Hund Henry hat eine Schwester bekommen: Auf ihrem TikTok-Kanal @hangingwith_henry zeigen die Besitzer der beiden ihren neuesten Familienzuwachs – und 1,2 Millionen Menschen schauen begeistert zu.

Hündin Kit wurde aus der Türkei gerettet, die näheren Umstände sind nicht bekannt. Was jedoch bekannt und unübersehbar ist: Sie freut sich riesig, endlich in ihrem neuen Zuhause angekommen zu sein und kann gar nicht mehr aufhören zu lächeln, wie das virale Video beweist, das am Tag ihrer Heimkunft aufgenommen wurde. Knapp 250.000 TikTok-Usern gefällt der emotionale Clip.

„Dieses Lächeln ist alles“ – Golden Retriever Hündin wurde gerettet

Golden Retriever Hündin Kit wurde von ihren neuen Besitzern aus der Türkei gerettet. (Symbolbild)
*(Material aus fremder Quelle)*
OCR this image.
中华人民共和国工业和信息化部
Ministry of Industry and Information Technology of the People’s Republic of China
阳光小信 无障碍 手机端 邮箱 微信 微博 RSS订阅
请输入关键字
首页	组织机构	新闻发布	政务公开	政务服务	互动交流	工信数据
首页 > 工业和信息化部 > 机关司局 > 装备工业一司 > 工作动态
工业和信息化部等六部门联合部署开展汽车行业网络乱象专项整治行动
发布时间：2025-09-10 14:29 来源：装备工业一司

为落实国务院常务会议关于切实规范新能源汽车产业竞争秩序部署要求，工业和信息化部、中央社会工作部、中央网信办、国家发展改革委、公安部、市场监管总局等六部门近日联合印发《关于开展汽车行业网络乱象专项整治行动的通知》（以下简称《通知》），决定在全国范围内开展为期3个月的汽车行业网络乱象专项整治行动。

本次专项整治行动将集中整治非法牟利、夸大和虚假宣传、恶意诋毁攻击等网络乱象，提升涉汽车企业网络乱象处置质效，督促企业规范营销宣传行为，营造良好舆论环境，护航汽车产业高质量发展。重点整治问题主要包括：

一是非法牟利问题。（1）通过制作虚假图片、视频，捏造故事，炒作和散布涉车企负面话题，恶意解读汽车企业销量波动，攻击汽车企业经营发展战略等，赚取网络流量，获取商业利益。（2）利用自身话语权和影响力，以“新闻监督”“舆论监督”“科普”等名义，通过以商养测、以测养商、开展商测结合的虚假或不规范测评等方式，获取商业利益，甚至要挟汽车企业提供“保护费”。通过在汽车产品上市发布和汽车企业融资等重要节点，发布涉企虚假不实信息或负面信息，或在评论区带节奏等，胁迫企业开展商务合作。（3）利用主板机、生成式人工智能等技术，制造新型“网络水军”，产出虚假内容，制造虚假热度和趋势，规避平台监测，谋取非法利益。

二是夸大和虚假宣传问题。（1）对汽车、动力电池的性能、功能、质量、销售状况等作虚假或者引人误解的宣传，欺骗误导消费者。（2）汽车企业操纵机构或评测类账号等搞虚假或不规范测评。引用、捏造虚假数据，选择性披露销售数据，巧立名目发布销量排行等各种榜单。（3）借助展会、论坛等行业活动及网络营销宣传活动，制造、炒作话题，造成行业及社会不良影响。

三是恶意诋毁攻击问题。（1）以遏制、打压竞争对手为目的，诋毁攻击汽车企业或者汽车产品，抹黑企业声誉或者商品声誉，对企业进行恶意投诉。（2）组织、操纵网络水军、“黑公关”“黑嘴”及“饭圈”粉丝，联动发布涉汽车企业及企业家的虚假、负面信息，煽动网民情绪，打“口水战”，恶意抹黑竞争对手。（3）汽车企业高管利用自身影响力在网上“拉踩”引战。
Im Video zu sehen ist Kit, die auf ihrem neuen Hundebett Platz genommen hat, um sich erstmal auszuruhen. Doch dazu findet sie scheinbar nicht die nötige Ruhe – zu aufgekratzt ist die gerettete Hündin angesichts ihres neuen Zuhauses. Dazu schreiben die Menschen von Kit und Henry: „Standpunkt: Deine neue gerettete Hündin kann nicht aufhören zu lächeln, als sie realisiert, dass sie zu Hause angekommen ist.“

Der Hund ist das einzige Wesen auf Erden, das dich mehr liebt als sich selbst.

Josh Billings, US-amerikanischer Schriftsteller (1818-1885)

Und es stimmt: Golden Retriever Hündin Kit wedelt aufgeregt mit ihrem Schwanz und kneift liebevoll ihre Augen zusammen, während sie nervös ihren Mund leckt. Und auch das Lächeln auf ihren Lippen ist nicht von der Hand zu weisen. Glücklich findet sie sich zunächst in ihrem Bettchen ein und sammelt fleißig Mut, bevor sie die neue Umgebung erkundet.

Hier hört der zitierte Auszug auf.